Is there an analog of 'Directed Graph' for topological spaces? In a directed graph, certain paths are distinguished: Those that follow the edge direction on each edge. I was wondering if one could (or does) formulate a notion of a 'Directed Topological Space', on which certain paths are distinguished. Conceptually, we could take a space like R^2 \ 0 and say that counterclockwise paths are the 'directed paths'.
I had two ideas: First, if you have a smooth Riemannian manifold, then a smooth vector field X gives you a 'Direction': The directed paths being those whose tangent vector v satisfies g(v,X) > 0 everywhere.
Alternatively, with an arbitrary topological space, you could say that a 'Directed' space comes equipped with a sorting of homotopy classes of paths into 'Forward', 'Backward', and 'Trivial' (the last consisting of just trivial loops), where the compositions 'Forward'*'Forward' = 'Forward', 'Forward'*'Trivial' = 'Forward', etc. and the reverse of a 'Forward' path is always a 'Backward' path (note that you wouldn't have any results involving 'Foward'*'Backward' or 'Backward'*'Forward').
So I suppose my question is: Is this idea studied at all? Has anyone determined this (or perhaps another generalization of 'Directed') to be a useful notion?
Thanks.
 A: Partially ordered sets are closely related to directed graphs, and partially ordered spaces have been studied in general topology quite a bit since there is a strong connection between ordered sets and topologies. I realize that this may not be exactly what you had in mind since you may have been concerned mainly with paths on such spaces, but I will answer this question since ordered topological spaces are very interesting and very natural. Besides, one may also consider paths on ordered topological spaces as order preserving continuous maps from $[0,1]$ to your space $X$. Furthermore, I suppose that you can probably generalize this notion to a "locally ordered topological space" or a "locally preordered topological space" so that you can consider $\mathbb{R}^{2}\setminus\{0\}$ with a notion of going clockwise and counterclockwise. I will briefly outline some basic ordered topological spaces here.

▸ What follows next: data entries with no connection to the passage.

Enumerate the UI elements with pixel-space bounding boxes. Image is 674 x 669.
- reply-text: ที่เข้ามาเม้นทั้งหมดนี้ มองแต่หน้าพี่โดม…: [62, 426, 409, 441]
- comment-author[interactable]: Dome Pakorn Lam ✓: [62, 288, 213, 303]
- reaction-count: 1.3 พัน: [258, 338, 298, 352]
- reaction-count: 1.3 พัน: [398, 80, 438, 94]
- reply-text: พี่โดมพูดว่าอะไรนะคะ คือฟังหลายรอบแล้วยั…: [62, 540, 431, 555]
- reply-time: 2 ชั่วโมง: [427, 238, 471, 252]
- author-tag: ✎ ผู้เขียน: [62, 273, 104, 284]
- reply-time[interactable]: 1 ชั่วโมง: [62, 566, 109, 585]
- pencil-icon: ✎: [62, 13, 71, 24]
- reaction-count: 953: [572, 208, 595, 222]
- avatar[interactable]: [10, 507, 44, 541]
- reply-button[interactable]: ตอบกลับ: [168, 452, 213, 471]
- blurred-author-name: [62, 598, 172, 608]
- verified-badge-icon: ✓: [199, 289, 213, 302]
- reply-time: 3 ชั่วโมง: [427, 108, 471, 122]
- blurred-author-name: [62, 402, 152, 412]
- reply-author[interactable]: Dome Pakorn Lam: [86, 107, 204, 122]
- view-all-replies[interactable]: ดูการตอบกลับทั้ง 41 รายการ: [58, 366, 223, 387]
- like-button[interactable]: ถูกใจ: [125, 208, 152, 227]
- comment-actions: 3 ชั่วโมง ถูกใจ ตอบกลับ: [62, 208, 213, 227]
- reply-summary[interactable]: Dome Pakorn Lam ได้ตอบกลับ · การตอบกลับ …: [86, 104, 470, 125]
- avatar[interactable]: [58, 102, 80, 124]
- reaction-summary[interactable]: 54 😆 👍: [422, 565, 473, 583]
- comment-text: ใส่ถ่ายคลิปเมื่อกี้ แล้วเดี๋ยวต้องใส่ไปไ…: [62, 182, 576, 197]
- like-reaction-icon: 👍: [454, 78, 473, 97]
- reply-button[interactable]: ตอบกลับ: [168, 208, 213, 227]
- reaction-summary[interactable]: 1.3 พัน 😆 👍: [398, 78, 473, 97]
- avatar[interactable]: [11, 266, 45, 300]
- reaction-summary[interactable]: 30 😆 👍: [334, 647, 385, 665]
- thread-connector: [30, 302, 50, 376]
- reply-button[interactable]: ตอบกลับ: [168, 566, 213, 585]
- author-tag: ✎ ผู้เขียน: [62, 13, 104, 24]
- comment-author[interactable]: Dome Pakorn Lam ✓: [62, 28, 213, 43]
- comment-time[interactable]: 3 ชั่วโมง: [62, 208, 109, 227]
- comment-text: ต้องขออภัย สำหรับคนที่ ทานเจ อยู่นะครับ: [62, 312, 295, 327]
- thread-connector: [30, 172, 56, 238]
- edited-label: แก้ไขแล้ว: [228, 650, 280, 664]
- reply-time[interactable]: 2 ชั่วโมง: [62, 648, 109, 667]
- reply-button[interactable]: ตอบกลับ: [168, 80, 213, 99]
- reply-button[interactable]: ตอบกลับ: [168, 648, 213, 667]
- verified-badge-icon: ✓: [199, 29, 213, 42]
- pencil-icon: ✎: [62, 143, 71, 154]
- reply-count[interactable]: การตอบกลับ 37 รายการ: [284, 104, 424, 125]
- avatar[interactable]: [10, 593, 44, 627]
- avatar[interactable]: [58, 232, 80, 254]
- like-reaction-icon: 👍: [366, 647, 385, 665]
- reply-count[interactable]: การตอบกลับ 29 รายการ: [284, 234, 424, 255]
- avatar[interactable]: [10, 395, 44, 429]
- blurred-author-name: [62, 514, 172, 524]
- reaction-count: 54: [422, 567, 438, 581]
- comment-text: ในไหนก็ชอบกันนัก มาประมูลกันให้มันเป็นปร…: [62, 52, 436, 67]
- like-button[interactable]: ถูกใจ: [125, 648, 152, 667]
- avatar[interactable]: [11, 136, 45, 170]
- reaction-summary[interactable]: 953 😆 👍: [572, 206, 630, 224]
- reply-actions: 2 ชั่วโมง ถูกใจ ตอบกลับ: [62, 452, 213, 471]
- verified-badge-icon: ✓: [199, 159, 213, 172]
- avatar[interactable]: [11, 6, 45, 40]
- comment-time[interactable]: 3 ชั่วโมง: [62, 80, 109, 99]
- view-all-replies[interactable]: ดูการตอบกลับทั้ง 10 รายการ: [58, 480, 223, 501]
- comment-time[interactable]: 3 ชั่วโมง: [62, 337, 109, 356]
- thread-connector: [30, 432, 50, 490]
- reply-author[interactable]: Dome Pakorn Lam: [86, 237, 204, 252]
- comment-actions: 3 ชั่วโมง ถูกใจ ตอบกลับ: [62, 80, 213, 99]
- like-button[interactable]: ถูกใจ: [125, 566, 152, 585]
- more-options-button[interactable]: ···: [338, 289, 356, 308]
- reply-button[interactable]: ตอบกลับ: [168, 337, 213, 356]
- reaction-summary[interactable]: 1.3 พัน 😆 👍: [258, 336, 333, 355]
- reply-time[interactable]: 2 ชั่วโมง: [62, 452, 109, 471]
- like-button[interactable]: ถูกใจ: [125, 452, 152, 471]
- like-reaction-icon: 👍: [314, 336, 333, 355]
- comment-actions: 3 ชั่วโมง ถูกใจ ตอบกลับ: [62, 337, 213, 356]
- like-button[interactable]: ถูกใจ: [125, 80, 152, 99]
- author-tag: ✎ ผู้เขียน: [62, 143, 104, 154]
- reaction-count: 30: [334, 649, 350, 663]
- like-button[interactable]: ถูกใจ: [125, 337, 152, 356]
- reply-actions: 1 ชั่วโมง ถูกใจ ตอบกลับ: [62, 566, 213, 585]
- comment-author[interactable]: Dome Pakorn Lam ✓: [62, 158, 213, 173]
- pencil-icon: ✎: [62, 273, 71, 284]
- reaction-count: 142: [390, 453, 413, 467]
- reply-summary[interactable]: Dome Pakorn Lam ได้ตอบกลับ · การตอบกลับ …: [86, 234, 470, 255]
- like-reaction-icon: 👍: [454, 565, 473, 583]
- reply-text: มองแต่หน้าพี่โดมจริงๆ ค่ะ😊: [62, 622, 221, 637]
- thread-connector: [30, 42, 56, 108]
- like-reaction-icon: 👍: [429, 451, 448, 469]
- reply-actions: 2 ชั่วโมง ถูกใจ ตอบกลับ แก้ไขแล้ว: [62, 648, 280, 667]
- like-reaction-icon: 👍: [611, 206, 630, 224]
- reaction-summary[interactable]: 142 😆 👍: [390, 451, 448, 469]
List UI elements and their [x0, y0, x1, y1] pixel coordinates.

If $X$ is a topological space, then the specialization ordering on $X$ is the preordering $\leq$ on $X$ such that $x\leq y$ if and only if $x\in\overline{\{y\}}$. Furthermore, the specialization ordering on $X$ is a partial ordering if and only if $X$ is a $T_{0}$-space. It follows from the definition that $X$ is a $T_{1}$-space if and only if the specialization ordering $\leq$ coincides with equality. Thus the specialization ordering is next to useless for spaces satisfying separation axioms from $T_{1}$ and above. However, the specialization ordering is very important for analyzing spaces that do not satisfy the $T_{1}$-separation axiom.
As another example of an ordered topological space, an Alexandroff space is a topological space where the arbitrary intersection of open sets is open. The category of Alexandroff spaces is isomorphic to the category of all preordered sets where the morphisms between preordered sets are the order preserving maps. If $X$ is an Alexandroff space, then the specialization ordering gives you a preordering on $X$. If $X$ is a preordered set, then the collection of all downwards closed sets are precisely the closed sets in an Alexandroff topology on $X$. These correspondences give you the equivalence between the category of Alexandroff spaces and the category of partially ordered sets.

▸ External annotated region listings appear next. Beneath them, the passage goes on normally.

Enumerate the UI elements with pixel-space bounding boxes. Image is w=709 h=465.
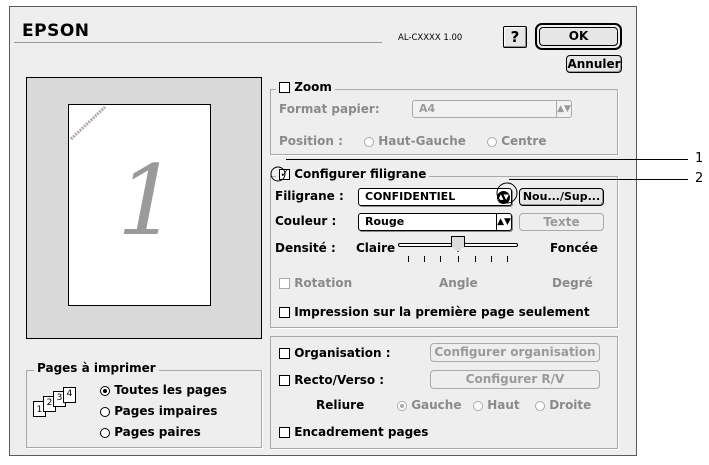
radio-icon bbox=[487, 136, 497, 147]
watermark-value: CONFIDENTIEL bbox=[365, 190, 456, 203]
density-tick bbox=[507, 256, 508, 262]
pages-to-print-legend: Pages à imprimer bbox=[34, 361, 159, 375]
position-center-label: Centre bbox=[501, 134, 547, 148]
position-label: Position : bbox=[279, 134, 343, 148]
paper-size-value: A4 bbox=[419, 102, 436, 115]
position-center-option[interactable]: Centre bbox=[487, 134, 546, 148]
callout-number-2: 2 bbox=[695, 171, 704, 186]
density-tick bbox=[440, 256, 441, 262]
odd-pages-option[interactable]: Pages impaires bbox=[100, 404, 217, 418]
density-label: Densité : bbox=[275, 241, 336, 255]
rotation-label: Rotation bbox=[294, 276, 353, 290]
callout-line-2 bbox=[509, 179, 688, 180]
zoom-checkbox[interactable] bbox=[279, 82, 290, 93]
page-icon-digit: 4 bbox=[63, 387, 76, 403]
density-dark-label: Foncée bbox=[550, 241, 598, 255]
header-divider bbox=[14, 42, 382, 43]
density-tick bbox=[408, 256, 409, 262]
callout-circle-1 bbox=[270, 166, 286, 182]
binding-label: Reliure bbox=[316, 398, 365, 412]
radio-icon bbox=[397, 400, 407, 411]
density-light-label: Claire bbox=[356, 241, 396, 255]
radio-icon bbox=[100, 406, 110, 417]
first-page-only-checkbox bbox=[279, 307, 290, 318]
zoom-legend: Zoom bbox=[276, 80, 335, 94]
configure-duplex-button[interactable]: Configurer R/V bbox=[430, 370, 600, 389]
watermark-preview-mark bbox=[69, 105, 107, 141]
density-tick bbox=[491, 256, 492, 262]
rotation-option[interactable]: Rotation bbox=[279, 276, 352, 290]
first-page-only-option[interactable]: Impression sur la première page seulemen… bbox=[279, 305, 590, 319]
driver-version: AL-CXXXX 1.00 bbox=[398, 33, 463, 43]
updown-icon: ▲▼ bbox=[556, 101, 571, 117]
radio-icon bbox=[100, 427, 110, 438]
callout-number-1: 1 bbox=[695, 151, 704, 166]
binding-right-option[interactable]: Droite bbox=[535, 398, 591, 412]
radio-icon bbox=[473, 400, 483, 411]
preview-page: 1 bbox=[68, 104, 211, 306]
cancel-button[interactable]: Annuler bbox=[566, 55, 622, 73]
ok-button[interactable]: OK bbox=[535, 23, 622, 50]
organisation-checkbox bbox=[279, 348, 290, 359]
duplex-checkbox bbox=[279, 375, 290, 386]
degree-label: Degré bbox=[552, 276, 593, 290]
color-label: Couleur : bbox=[275, 214, 337, 228]
watermark-legend: Configurer filigrane bbox=[276, 167, 430, 181]
color-select[interactable]: Rouge ▲▼ bbox=[358, 213, 512, 231]
radio-icon bbox=[364, 136, 374, 147]
all-pages-label: Toutes les pages bbox=[114, 383, 227, 397]
even-pages-label: Pages paires bbox=[114, 425, 201, 439]
binding-top-option[interactable]: Haut bbox=[473, 398, 520, 412]
pages-stack-icon: 1 2 3 4 bbox=[33, 387, 89, 427]
updown-icon: ▲▼ bbox=[496, 214, 511, 230]
page-border-label: Encadrement pages bbox=[294, 425, 429, 439]
page-border-checkbox bbox=[279, 427, 290, 438]
paper-size-select[interactable]: A4 ▲▼ bbox=[412, 100, 572, 118]
organisation-option[interactable]: Organisation : bbox=[279, 346, 391, 360]
new-delete-watermark-button[interactable]: Nou.../Sup... bbox=[519, 188, 604, 206]
all-pages-option[interactable]: Toutes les pages bbox=[100, 383, 227, 397]
color-value: Rouge bbox=[365, 215, 405, 228]
text-settings-button[interactable]: Texte bbox=[519, 213, 604, 231]
watermark-select[interactable]: CONFIDENTIEL ▲▼ bbox=[358, 188, 512, 206]
page-border-option[interactable]: Encadrement pages bbox=[279, 425, 428, 439]
rotation-checkbox bbox=[279, 278, 290, 289]
configure-layout-button[interactable]: Configurer organisation bbox=[430, 343, 600, 362]
even-pages-option[interactable]: Pages paires bbox=[100, 425, 201, 439]
density-tick bbox=[475, 256, 476, 262]
help-button[interactable]: ? bbox=[503, 26, 527, 48]
epson-logo: EPSON bbox=[22, 21, 90, 41]
watermark-label: Filigrane : bbox=[275, 189, 344, 203]
odd-pages-label: Pages impaires bbox=[114, 404, 218, 418]
watermark-title: Configurer filigrane bbox=[294, 167, 427, 181]
density-tick bbox=[424, 256, 425, 262]
first-page-only-label: Impression sur la première page seulemen… bbox=[294, 305, 590, 319]
paper-size-label: Format papier: bbox=[279, 102, 380, 116]
radio-icon bbox=[535, 400, 545, 411]
binding-right-label: Droite bbox=[549, 398, 592, 412]
ok-button-label: OK bbox=[539, 27, 618, 46]
duplex-label: Recto/Verso : bbox=[294, 373, 385, 387]
binding-left-option[interactable]: Gauche bbox=[397, 398, 461, 412]
angle-label: Angle bbox=[439, 276, 478, 290]
binding-top-label: Haut bbox=[487, 398, 520, 412]
organisation-label: Organisation : bbox=[294, 346, 391, 360]
density-tick bbox=[458, 256, 459, 262]
position-top-left-option[interactable]: Haut-Gauche bbox=[364, 134, 466, 148]
radio-icon bbox=[100, 385, 110, 396]
binding-left-label: Gauche bbox=[411, 398, 462, 412]
density-ticks bbox=[398, 256, 518, 264]
preview-page-number: 1 bbox=[117, 145, 179, 257]
callout-circle-2 bbox=[496, 182, 518, 204]
callout-line-1 bbox=[286, 159, 688, 160]
zoom-label: Zoom bbox=[294, 80, 332, 94]
duplex-option[interactable]: Recto/Verso : bbox=[279, 373, 384, 387]
position-top-left-label: Haut-Gauche bbox=[378, 134, 466, 148]
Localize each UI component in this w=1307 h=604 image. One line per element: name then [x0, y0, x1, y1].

Also, people have endowed partially ordered sets with other topologies such as the Lawson topology and Scott topology (see the book Continuous Lattices and Domains or the book the Compendium of Continuous Lattices) for more details. The Scott topology almost never satisfies higher separation axiom, but it turns out that the Lawson topology is compact and Hausdorff on a large class of ordered sets called continuous lattices.
Other ordered spaces that satisfy higher separation axioms are also useful.
For instance, one can use ordered compact Hausdorff spaces in order to study distributive lattices. We say that a topological space $X$ with a partial order $\leq$ is totally order disconnected if whenever $x\not\leq y$, then there is an upwards closed clopen set $U$ with $x\in U,y\not\in U$. A Priestley space is a compact totally order disconnected topological space. It turns out that the category of Priestley spaces is equivalent tot the category of all ordered topological spaces.
In my own personal research I have studied connections between least upper bounds in posets and topological spaces, and this research is quite similar to the Scott topology on a topological space. In my research, I have shown that a certain category of zero-dimensional ordered topological spaces is isomorphic to a category certain of pairs of the form $(X,\mathcal{A})$ where $\mathcal{A}$ is a collection of subsets of $X$ with least upper bounds.
A: There is quite a growing number of researchers nowadays in so-called "Directed Algebraic Topology" (it even has its own Wikipedia page). It can be seen as part of Applied Algebraic Topology, since it arose out of an attempt to model concurrent systems in Computer Science. 
I can recommend the papers of Fajstrup, Raussen and Goubault (linked to from the Wiki page) and Jeremy Gunawardena on homotopy and concurrency as good introductions to the subject of directed homotopy.